For decades, scientists and fiction writers alike have been fascinated by the possibility of tiny machines that can enter a patient, travel to otherwise inaccessible regions, and then diagnose or repair problems with far less pain and with far greater precision than existing medical procedures.

In his famous speech from 1959, 'There’s Plenty of Room at the Bottom', Richard Feynman, an American physicist, called this concept “swallow the surgeon”. More recently proponents of nanotechnology have imagined swarms of 'nanobots;' tiny machines just billionths of a meter, or nanometeres, across, that might fix mutations in a person’s DNA or kill off cancer cells before they have a chance to develop into a tumour.

People in the field acknowledge that there are many obstacles to overcome. A big problem, for example, is how to provide power to tiny medical robots. Batteries can provide enough energy for passive capsules like the Pillcam, but robots with active locomotion pose more of a challenge, and micro-robots are likely to need more energy than batteries can store at such small scales. Instead of adding a power source to the device, which increases its weight and bulk, one approach is to apply external magnetic fields to a small robotic device that contains magnetic material, allowing it to be steered simply by controlling the magnetic fields around it.

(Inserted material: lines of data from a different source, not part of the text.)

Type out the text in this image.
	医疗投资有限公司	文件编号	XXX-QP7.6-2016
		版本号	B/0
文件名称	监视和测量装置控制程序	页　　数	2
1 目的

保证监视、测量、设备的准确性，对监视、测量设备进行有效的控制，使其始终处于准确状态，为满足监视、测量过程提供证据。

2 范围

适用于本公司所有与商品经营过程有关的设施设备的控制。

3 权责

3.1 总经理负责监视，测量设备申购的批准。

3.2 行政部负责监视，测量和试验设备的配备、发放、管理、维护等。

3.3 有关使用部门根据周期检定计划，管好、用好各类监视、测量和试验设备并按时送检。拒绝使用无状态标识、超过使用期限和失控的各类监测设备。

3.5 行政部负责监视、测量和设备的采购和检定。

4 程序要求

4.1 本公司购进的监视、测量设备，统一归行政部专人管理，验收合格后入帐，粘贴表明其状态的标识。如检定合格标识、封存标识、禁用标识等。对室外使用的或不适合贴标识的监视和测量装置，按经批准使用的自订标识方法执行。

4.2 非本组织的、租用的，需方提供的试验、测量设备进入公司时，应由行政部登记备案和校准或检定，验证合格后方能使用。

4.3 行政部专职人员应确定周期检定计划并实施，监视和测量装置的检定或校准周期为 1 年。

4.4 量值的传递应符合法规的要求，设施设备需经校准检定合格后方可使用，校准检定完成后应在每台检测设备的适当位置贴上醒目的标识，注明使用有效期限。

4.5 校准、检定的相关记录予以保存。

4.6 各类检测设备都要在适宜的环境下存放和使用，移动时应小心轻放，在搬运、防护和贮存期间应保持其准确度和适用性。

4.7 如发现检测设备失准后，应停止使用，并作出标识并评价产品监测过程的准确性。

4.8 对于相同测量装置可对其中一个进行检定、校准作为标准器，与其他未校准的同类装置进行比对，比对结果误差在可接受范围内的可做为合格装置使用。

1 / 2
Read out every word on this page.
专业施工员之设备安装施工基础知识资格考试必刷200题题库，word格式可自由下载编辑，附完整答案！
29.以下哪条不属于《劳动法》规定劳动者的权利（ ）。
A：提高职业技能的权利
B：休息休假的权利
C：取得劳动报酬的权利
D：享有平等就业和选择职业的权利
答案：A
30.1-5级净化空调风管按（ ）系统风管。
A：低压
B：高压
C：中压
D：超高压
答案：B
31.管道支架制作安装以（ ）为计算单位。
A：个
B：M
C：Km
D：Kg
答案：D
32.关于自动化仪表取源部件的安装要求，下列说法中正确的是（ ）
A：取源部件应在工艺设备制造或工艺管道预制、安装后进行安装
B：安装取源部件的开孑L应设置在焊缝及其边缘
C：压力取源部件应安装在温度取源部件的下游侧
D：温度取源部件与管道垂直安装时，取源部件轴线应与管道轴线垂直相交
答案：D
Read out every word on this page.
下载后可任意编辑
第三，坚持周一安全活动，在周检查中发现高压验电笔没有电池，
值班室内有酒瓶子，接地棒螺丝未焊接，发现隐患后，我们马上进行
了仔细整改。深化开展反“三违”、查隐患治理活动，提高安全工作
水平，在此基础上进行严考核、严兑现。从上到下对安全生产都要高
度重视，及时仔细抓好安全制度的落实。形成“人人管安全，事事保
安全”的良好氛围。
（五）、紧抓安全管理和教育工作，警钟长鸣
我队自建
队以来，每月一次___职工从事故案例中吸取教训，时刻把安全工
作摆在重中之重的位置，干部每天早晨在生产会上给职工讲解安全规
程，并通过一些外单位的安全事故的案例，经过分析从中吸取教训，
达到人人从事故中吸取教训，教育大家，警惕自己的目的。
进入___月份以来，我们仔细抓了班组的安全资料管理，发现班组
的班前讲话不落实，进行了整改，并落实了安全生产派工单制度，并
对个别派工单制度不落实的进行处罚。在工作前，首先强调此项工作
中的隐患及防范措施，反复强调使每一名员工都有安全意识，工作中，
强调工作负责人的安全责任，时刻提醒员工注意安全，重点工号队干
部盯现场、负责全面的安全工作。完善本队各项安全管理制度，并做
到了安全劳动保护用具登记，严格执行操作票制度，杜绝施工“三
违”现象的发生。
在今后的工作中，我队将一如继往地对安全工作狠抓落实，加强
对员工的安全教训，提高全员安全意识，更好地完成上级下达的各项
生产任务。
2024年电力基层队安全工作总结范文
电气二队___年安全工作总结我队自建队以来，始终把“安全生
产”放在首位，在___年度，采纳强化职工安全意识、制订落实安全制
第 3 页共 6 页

At the NanoRobotics Laboratory at Ecole Polytechnique de Montréal in Canada scientists are using magnetic fields, generated by a magnetic-resonance imaging (MRI) machines to ferry small beads through the stream with the goal of delivering therapeutics close to tumours.

This has several advantages. For one thing most hospitals already have an MRI machine, so there is no need to construct or buy additional equipment. Furthermore, as well as propelling a magnetic device through the body, an MRI machine can also locate it.

Last year the team achieved a milestone when it manoeuvred a 1.5-millimetre bead through a 5-millimetre artery in a living pig. Since then the researchers have reduced the bead’s size to about 250 micrometres.